Alla luce dei dati riferiti afferma il ricorrente che - dovendosi ritenere che le patologie erano state contratte nel periodo di lavoro presso la SIMAC - le successive inalazioni non avrebbero avuto alcun effetto sull'evoluzione della malattia salvo che si fosse trattato di "massive - ulteriori - contaminazioni"; il che nella specie è da escludere.
Il ricorso affronta poi il tema del rapporto di causalità in relazione ai singoli casi dei lavoratori deceduti evidenziando:
- per quanto riguarda P.G. che non esiste una diagnosi certa che il lavoratore fosse affetto da asbestosi; che comunque non è affatto accertato che l'eventuale asbestosi sia stata contratta nel periodo di lavoro presso la SILCA; infine che non esiste la prova che il cancro polmonare che ha cagionato la morte del lavoratore sia riconducibile all'eventuale asbestosi "essendo invece molto probabile che il cancro sia stato dovuto all'accertato perdurante vizio del fumo";
- per quanto riguarda C.G.C. e S.G. che risulta incerta la presenza dell'asbestosi; che comunque il lungo periodo di latenza di questa malattia induce a ritenere che la medesima sia stata contratta nel periodo di lavoro presso la SIMAC;
che non si ha alcun dato clinico sulle modalità e sulle cause del decesso;
- per quanto riguarda C.M., fermo restando il discorso sul periodo di latenza, che risulta che il medesimo sia deceduto per "infarto basale".
La conclusione di questa analisi è che tutti i lavoratori deceduti, per i quali è intervenuta condanna, avevano lavorato presso la SIMAC in condizioni di inesistenza di protezioni contro l'inalazione delle fibre di amianto che invece la SILCA aveva adottato tanto che non esiste un caso di persona che abbia lavorato solo presso la SILCA che abbia contratto patologie riferibili all'amianto.
Consegue a queste doglianze, secondo il ricorrente, che non può essere ritenuto, al di là di ogni ragionevole dubbio, che le morti per le quali è intervenuta condanna siano riconducibili alle esposizioni subite presso la soc. SILCA.

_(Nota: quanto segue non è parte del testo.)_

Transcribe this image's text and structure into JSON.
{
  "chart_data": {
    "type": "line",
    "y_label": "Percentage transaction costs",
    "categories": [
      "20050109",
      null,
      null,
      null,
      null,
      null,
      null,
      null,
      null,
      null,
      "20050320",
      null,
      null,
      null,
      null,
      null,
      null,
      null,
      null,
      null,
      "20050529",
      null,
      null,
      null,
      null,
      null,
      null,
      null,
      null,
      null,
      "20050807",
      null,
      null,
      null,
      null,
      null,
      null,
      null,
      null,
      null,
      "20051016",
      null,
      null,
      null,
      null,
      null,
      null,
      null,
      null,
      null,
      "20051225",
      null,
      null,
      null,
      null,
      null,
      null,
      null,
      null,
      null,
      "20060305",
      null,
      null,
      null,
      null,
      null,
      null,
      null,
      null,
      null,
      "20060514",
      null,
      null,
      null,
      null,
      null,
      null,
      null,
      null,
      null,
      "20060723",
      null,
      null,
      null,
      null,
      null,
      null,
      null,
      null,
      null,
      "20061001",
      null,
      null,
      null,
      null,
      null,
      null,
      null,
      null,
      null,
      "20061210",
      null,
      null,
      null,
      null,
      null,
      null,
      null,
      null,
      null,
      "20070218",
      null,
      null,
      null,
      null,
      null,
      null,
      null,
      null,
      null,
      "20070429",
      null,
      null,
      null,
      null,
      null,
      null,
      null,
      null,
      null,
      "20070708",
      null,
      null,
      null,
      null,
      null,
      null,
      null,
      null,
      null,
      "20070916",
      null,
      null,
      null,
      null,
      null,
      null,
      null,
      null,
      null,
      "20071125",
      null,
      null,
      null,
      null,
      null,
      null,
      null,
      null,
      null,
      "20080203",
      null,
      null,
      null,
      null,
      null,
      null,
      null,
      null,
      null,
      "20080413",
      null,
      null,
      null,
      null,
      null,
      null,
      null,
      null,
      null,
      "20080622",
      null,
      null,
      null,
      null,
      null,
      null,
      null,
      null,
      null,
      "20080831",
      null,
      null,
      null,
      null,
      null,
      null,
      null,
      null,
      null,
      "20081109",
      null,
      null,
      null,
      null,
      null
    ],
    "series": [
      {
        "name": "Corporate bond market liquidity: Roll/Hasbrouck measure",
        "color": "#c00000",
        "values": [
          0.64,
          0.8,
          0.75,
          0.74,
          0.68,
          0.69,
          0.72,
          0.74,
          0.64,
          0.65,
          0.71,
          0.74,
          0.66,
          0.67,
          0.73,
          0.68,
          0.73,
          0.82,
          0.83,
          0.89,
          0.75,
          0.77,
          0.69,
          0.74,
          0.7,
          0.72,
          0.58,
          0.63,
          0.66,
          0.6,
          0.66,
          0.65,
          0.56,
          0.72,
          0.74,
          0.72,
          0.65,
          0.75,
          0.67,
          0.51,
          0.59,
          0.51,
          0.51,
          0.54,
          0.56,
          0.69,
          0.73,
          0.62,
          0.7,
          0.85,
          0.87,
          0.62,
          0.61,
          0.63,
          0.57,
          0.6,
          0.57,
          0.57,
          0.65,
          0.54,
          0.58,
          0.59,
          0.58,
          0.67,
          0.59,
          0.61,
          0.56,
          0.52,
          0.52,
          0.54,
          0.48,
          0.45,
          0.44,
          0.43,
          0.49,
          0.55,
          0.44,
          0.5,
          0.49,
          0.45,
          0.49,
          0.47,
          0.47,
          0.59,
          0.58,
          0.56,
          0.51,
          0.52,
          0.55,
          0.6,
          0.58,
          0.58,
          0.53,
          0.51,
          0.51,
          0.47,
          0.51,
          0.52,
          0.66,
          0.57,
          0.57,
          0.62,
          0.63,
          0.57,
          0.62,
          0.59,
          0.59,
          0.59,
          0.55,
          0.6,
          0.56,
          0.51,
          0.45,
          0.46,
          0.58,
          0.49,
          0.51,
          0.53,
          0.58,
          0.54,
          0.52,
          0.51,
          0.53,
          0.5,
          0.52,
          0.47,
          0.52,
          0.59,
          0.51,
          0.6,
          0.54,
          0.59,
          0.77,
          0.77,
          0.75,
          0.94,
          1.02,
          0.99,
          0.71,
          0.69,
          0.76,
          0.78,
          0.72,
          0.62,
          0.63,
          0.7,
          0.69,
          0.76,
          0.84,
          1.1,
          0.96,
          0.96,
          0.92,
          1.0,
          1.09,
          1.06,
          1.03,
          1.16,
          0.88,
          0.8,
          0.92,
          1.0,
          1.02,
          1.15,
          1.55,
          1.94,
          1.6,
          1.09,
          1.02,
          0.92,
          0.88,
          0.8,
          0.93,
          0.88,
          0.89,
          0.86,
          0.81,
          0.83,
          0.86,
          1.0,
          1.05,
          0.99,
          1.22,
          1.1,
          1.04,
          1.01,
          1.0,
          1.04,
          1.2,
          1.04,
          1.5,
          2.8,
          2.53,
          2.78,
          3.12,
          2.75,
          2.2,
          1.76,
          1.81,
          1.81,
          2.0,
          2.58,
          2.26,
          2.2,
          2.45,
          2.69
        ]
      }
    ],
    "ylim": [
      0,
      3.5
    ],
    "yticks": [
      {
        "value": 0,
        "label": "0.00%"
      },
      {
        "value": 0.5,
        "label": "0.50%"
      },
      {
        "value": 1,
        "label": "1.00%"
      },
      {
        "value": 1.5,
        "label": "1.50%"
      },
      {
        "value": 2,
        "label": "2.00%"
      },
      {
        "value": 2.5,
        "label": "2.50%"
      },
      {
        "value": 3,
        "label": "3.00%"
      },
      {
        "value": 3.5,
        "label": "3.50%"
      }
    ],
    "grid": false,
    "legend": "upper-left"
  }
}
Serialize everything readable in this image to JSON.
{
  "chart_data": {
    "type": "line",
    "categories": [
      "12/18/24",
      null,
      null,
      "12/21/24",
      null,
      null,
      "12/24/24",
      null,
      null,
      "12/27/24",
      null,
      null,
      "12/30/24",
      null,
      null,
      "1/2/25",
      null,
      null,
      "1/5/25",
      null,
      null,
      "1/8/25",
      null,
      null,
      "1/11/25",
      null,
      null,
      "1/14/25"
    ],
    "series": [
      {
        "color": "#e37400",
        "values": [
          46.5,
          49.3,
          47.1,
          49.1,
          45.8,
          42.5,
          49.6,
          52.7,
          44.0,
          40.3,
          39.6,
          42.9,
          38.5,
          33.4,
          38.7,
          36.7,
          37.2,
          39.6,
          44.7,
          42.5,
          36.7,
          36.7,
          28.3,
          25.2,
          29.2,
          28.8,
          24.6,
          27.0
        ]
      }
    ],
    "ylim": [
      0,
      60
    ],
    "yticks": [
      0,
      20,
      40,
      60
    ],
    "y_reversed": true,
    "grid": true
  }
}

E nel ricorso si sottolinea l'illogicità della motivazione che caratterizzerebbe la sentenza impugnata per aver ritenuto che il mesotelioma fosse una conseguenza dell'asbestosi stante la completa autonomia tra le due patologie e la sicura riferibilità del mesotelioma ai periodi lavorativi presso la SIMAC in considerazione dei tempi di latenza. Il ricorrente sottolinea poi che risulta provato come la SILCA abbia adottato tutte le cautele necessarie per evitare gli eventi via via che le conoscenze scientifiche si evolvevano e confermavano le caratteristiche di pericolosità dell'amianto.
Infine nel ricorso si sottolinea che il reato contestato riferito a C.M. (deceduto il (OMISSIS)) è da ritenere prescritto.
5) Esame dei motivi riguardanti la ricostruzione dei fatti.
In entrambi i ricorsi - ma in particolare in quello proposto da P. A.G. - la sentenza della Corte di merito viene sottoposta ad analitiche e precise critiche con le quali si contesta la ricostruzione dei fatti compiuta dai giudici di merito e vengono censurate, in particolare, le affermazioni dei medesimi laddove hanno ritenuto accertata l'esistenza di una sistematica (e perdurante nel tempo) violazione delle regole precauzionali da parte dei responsabili della sicurezza e della tutela della salute dei lavoratori addetti alle varie fasi delle lavorazioni che si svolgevano nello stabilimento.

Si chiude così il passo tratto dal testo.